‘Green Genes’ - Systematic subcellular localisation of novel proteins identified by large-scale sequencing identifies new regulators of membrane transport

Jeremy C. Simpson
Cell Biology and Biophysics
EMBL-Heidelberg
Meyerhofstrasse 1
69117 Heidelberg
Germany
telephone: 49 6221 387232
fax: 49 6221 387306
email: simpson@embl-heidelberg.de
prestype: Platform
presenter: Jeremy C. Simpson

Jeremy C. Simpson, Veronika E. Neubrand, Stefan Wiemann and Rainer Pepperkok

Large-scale cDNA sequencing projects are providing us with vast numbers of open reading frames (ORFs) encoding novel proteins of completely unknown function. As a first step towards their characterisation we have tagged the first 200 of these with the green fluorescent protein (GFP), and examined the subcellular localisations of these fusion proteins in living cells. The cloning of ORFs on this scale has been made possible using a novel recombination-based cloning technology which can generate both the N-terminal and C-terminal fusions in a single reaction. Subcellular localisations to discrete compartments were determined for over 75% of the fusions, providing the first functional information about these proteins, which is of particular importance for those molecules where bioinformatic tools were unable to provide any information. The tools generated by such an approach combined with the ease of cloning, mean that automation of more functional assays for such a large set of molecules is now a reality.

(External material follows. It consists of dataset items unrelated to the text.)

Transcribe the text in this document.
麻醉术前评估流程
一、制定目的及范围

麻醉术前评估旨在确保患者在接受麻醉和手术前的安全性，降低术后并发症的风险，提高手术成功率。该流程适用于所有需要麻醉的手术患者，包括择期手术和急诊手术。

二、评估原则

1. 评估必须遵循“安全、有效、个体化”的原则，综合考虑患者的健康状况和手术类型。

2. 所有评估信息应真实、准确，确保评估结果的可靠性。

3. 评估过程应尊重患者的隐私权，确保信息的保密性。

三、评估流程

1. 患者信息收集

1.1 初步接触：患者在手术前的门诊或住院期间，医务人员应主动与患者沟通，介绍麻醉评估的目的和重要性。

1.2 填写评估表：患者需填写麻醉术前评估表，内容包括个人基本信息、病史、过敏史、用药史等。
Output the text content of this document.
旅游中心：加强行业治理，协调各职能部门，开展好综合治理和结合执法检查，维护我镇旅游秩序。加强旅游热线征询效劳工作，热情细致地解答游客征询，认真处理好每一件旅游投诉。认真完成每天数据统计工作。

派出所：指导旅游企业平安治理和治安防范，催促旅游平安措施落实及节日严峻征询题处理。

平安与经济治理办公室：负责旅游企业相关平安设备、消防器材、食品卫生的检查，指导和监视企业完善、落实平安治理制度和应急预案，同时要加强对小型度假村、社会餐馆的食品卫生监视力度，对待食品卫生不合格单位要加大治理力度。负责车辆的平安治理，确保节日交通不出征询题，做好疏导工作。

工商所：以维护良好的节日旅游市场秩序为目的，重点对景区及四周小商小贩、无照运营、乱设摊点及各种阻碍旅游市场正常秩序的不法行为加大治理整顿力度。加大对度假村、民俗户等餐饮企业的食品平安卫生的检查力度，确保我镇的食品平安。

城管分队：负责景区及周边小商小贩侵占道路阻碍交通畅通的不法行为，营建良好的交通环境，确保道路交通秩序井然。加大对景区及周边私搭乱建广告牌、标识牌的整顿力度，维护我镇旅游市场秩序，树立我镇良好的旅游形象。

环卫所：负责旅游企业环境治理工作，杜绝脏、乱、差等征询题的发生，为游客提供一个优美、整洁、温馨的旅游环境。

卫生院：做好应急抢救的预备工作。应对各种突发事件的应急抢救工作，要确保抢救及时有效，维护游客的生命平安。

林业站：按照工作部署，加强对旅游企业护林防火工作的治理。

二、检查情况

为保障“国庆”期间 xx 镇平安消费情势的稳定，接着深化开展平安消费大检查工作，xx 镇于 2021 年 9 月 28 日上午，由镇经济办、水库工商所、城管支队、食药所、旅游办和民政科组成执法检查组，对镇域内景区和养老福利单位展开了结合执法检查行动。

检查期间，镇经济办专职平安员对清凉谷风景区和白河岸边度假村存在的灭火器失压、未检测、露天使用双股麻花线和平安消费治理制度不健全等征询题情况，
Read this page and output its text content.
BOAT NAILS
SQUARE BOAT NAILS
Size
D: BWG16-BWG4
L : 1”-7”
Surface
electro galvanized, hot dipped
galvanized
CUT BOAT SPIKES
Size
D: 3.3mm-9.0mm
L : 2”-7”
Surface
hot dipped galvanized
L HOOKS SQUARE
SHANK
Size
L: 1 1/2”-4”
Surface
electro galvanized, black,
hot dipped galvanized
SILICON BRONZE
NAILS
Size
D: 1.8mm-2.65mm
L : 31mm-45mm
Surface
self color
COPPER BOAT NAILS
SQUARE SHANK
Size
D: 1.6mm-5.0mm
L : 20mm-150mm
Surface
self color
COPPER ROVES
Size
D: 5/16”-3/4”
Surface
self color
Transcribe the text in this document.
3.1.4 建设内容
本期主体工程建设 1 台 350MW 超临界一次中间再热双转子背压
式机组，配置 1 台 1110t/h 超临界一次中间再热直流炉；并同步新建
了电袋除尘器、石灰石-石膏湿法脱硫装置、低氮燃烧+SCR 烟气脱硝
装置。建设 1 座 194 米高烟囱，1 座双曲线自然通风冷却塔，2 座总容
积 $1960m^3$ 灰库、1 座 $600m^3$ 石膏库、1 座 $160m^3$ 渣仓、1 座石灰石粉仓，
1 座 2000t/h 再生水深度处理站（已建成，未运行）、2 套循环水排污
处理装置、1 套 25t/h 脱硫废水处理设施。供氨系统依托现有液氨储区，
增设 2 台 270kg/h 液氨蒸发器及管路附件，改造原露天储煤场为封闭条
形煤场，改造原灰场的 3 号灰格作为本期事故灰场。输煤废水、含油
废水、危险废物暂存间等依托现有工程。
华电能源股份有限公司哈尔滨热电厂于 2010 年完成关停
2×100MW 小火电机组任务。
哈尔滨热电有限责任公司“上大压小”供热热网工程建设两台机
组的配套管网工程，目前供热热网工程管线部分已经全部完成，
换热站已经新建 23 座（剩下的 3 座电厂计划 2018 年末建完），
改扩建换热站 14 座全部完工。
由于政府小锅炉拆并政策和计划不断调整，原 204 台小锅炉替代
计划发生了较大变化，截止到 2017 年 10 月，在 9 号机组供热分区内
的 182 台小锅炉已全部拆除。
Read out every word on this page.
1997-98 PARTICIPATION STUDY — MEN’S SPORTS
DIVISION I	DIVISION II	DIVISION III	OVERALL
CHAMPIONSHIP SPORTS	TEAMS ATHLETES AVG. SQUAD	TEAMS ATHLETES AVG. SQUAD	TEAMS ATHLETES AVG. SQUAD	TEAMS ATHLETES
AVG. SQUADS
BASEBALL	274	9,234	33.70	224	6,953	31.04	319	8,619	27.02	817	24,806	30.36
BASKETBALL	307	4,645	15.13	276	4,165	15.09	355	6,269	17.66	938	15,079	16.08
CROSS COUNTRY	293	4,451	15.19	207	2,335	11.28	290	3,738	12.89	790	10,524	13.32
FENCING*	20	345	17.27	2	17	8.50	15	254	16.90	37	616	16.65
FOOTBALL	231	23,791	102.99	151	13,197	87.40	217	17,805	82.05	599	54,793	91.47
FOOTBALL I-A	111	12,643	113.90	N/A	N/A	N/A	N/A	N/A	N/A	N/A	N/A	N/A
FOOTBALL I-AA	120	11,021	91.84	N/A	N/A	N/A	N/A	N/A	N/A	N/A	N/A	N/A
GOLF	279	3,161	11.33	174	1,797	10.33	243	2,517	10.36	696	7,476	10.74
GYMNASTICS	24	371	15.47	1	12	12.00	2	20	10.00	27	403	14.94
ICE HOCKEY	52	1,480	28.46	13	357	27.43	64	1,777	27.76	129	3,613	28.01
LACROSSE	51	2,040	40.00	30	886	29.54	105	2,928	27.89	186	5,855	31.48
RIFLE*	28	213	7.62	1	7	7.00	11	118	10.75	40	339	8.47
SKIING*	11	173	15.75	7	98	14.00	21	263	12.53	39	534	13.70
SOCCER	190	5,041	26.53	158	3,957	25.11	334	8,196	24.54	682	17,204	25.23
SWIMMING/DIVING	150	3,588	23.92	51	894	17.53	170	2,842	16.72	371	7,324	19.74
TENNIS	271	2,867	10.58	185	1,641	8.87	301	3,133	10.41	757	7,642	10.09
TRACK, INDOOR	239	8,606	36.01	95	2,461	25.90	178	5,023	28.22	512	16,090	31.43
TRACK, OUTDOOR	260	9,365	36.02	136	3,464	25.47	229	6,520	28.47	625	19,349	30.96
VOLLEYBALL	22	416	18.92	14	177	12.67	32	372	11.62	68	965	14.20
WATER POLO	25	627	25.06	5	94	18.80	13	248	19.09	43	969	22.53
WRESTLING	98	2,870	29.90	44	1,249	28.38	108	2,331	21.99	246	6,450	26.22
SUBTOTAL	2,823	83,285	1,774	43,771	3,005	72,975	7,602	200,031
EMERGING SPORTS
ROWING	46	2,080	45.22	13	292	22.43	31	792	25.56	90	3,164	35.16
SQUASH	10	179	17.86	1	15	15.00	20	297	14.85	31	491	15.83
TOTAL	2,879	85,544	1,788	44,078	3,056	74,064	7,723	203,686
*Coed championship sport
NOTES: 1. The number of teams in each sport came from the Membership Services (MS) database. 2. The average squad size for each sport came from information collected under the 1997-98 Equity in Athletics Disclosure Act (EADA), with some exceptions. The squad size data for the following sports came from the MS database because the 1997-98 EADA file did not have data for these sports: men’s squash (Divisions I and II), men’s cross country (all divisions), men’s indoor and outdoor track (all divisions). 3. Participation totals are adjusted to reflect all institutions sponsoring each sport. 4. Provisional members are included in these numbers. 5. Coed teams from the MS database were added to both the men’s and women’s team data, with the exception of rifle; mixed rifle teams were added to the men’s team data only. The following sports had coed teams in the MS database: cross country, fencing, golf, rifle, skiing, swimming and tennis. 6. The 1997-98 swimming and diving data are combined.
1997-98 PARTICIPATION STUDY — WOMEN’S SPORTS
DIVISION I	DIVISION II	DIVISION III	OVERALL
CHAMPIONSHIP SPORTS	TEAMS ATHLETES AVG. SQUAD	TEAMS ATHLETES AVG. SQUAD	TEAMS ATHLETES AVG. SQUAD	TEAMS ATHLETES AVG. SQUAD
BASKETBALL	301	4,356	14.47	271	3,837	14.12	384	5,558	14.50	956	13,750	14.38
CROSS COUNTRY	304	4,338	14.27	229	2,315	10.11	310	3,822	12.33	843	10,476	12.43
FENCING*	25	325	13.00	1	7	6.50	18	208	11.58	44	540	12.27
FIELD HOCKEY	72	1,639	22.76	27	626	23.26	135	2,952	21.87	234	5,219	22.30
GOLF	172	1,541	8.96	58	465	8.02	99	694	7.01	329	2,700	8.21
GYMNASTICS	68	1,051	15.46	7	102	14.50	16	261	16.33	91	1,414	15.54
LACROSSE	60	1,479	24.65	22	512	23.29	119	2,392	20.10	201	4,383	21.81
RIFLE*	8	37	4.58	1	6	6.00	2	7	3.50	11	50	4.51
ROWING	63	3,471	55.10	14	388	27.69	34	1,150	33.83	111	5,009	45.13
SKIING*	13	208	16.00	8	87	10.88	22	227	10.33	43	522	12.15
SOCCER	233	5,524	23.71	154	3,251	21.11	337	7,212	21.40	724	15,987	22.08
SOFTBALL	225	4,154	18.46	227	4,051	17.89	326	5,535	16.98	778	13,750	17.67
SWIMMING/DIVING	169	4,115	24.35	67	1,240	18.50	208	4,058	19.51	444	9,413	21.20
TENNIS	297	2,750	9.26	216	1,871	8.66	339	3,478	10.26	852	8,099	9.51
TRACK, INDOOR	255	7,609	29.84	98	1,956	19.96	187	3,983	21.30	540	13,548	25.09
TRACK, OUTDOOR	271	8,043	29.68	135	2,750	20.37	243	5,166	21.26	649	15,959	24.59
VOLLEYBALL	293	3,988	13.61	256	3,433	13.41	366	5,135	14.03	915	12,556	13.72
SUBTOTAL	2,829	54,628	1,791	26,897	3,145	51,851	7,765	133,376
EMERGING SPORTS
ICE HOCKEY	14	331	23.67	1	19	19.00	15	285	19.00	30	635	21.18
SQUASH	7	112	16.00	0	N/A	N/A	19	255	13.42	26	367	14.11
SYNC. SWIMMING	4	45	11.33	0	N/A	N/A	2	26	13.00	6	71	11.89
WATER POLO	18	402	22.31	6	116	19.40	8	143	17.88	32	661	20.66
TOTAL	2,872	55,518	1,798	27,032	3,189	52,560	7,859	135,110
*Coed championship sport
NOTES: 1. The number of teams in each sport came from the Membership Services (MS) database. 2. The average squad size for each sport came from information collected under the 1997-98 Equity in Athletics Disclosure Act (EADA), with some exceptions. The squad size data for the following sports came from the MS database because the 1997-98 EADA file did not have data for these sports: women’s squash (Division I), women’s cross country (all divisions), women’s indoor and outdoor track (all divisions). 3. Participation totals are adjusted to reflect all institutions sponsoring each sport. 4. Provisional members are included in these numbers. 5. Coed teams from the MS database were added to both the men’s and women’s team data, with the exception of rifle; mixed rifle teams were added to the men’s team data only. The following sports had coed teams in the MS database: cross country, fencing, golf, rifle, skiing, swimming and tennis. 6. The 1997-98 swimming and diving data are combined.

Of the many molecules which we have identified which localise to organelles of the secretory pathway (endoplasmic reticulum, Golgi, endosomes, plasma membrane), we have identified a novel regulator of sorting at the level of the trans-Golgi network (TGN). This protein appears to interact with adaptor molecules, specifically regulating the export of passenger molecules en route to the plasma membrane. The overexpression of this protein acts as a potent inhibitor of membrane transport from this organelle. This novel approach to finding new molecules involved in membrane transport already appears to be fruitful.